II. Период хмурых дум и "пересмотра"
1887-1893 гг.

"Истинно-великие люди, мне кажется,
должны ощущать на свете великую грусть".
Достоевский.

Чехов, конечно, не выдумывал, когда излагал уже в 1891 году свою программу свободного художника в письме к А.Н. Плещееву и называл своим "святая святых человеческое тело, здоровье, ум, талант, вдохновенье, любовь и абсолютнейшую свободу". Это—программа эпикурейца (ср. рассказ "Без заглавия"). И однако, как раз в эго время он переживал самый хмурый период своего творчества и полушутя называл себя "писателем-нытиком" (см. Воспомин. Бунина). М. П. Чехов указывает на внешний физический повод перемены настроения у весельчака и жизнерадостного Антона Павловича, у которого, именно, с 1887 года началось кровохарканье, показатель первых приступов появлявшейся чахотки. Однако, сам Чехов, по-видимому, не очень был озабочен своей болезнью, которая не помешала ему предпринять далекое путешествие на Сахалин. Его "хмурость" всего вернее навеяна была переживаемым всем русским обществом моментом общественной унылости, грустными выводами из наблюдений действительности, моментом преобладания и в жизни "больных типов", душевной усталости, какого-то общего нравственного расслабления. И в это же время так называемое "толстовство" пользовалось наибольшей популярностью, скептическое отношение к культуре и образованности, стремление к опрощению, искание высшего смысла жизни. "Смерть Ивана Ильича" и "Крейцерова соната" были самыми выдающимися литературными явлениями во второй половине 80-х годов, и еще в 1889 году Чехов писал Плещееву, что на его взгляд "в массе всего того, что теперь пишется у нас и за границей, едва ли можно найти что-нибудь равносильное по важности замысла и красоте исполнения "Крейцеровой сонате" Толстого". Но никто же не назовет это произведение окрыляющим помыслы или вдохновенным гимном в честь любви. Чехов переживал с другими надвинувшиеся сумерки жизни.

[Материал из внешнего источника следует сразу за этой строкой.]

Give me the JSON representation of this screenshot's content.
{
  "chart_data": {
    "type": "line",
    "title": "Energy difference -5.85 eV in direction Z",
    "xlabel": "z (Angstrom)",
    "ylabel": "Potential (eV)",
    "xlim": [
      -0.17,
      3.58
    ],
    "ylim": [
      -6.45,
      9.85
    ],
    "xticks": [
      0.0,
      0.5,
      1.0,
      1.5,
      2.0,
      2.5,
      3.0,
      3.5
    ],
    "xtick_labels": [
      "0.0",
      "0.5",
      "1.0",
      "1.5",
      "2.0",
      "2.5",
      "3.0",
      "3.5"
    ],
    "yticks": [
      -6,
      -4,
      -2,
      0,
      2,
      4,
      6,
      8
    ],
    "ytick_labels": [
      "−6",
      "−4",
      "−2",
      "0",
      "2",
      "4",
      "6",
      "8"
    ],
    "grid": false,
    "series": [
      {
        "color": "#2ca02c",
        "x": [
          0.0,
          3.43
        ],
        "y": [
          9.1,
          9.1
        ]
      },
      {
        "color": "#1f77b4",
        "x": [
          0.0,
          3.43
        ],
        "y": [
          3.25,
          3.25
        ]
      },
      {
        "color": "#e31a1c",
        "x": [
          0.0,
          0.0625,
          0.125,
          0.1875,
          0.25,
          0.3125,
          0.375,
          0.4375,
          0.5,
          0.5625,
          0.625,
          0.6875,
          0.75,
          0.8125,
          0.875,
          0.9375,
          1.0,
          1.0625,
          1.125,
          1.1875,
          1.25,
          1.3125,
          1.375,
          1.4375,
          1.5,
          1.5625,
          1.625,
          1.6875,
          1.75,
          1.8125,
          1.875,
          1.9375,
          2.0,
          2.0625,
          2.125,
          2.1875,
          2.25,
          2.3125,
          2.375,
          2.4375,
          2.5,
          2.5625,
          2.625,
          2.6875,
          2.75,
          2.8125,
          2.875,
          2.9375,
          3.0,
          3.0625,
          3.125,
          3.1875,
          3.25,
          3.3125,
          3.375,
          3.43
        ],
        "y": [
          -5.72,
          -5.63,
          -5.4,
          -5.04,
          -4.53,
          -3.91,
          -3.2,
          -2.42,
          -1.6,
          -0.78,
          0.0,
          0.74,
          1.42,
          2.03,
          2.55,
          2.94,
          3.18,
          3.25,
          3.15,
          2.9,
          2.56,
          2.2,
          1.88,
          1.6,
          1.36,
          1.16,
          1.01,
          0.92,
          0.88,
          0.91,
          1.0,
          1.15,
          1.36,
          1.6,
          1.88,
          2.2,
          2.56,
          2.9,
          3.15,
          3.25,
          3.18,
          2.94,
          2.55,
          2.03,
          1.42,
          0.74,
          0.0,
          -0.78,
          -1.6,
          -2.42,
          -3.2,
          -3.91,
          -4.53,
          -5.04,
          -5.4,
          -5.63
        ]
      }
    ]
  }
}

В центре этого периода—драма "Иванов", повесть "Скучная история" и весь сборник "Хмурые люди". Потом из крупных произведений идут: "Дуэль", "Палата №6", "Рассказ неизвестного человека". Чехов совершает в промежутке поездку на Сахалин и через два года по возвращении приступает к печатанью своих очерков по изучению условий жизни и быта на этом "заклятом" острове.

Более или менее общепринято теперь мнение, что Чехов не написал бы "Скучной истории", если бы раньше не написана была "Смерть Ивана Ильича", хотя автор остался вполне самостоятелен в разработке своей темы. Это мнение справедливо, но Чехов не только вполне независим в трактовке сюжета, но и самостоятельным путем подошел к нему. "Скучная история" примыкает к ряду рассказов о скучной жизни и о крахе разных миросозерцаний, об ослаблении волевых импульсов у людей, о серой, беспросветной действительности и о будничных трагедиях жизни.

Безвольным оказывается уже "Вспыльчивый человек", (1887 г.), который дал себя поженить против желания, и уныло безволен герой рассказа "Шампанское", снедаемый скукой и бездеятельностью, пока не закружился в вихре налетевшей страсти, которая, в конце концов, сделала из него уличного проходимца— прообраз горьковских "бывших людей". Безнадежно уныла жизнь почтальона в "Почте" и буднично-трагичны рассказы — "Володя" и "Спать хочется". Выражение "бессилие души" впервые встречается в рассказе "Верочка", где герой страдает от невозможности полюбить просто, душевно, отрешившись от "книжного разума" и разлагающей рефлексии.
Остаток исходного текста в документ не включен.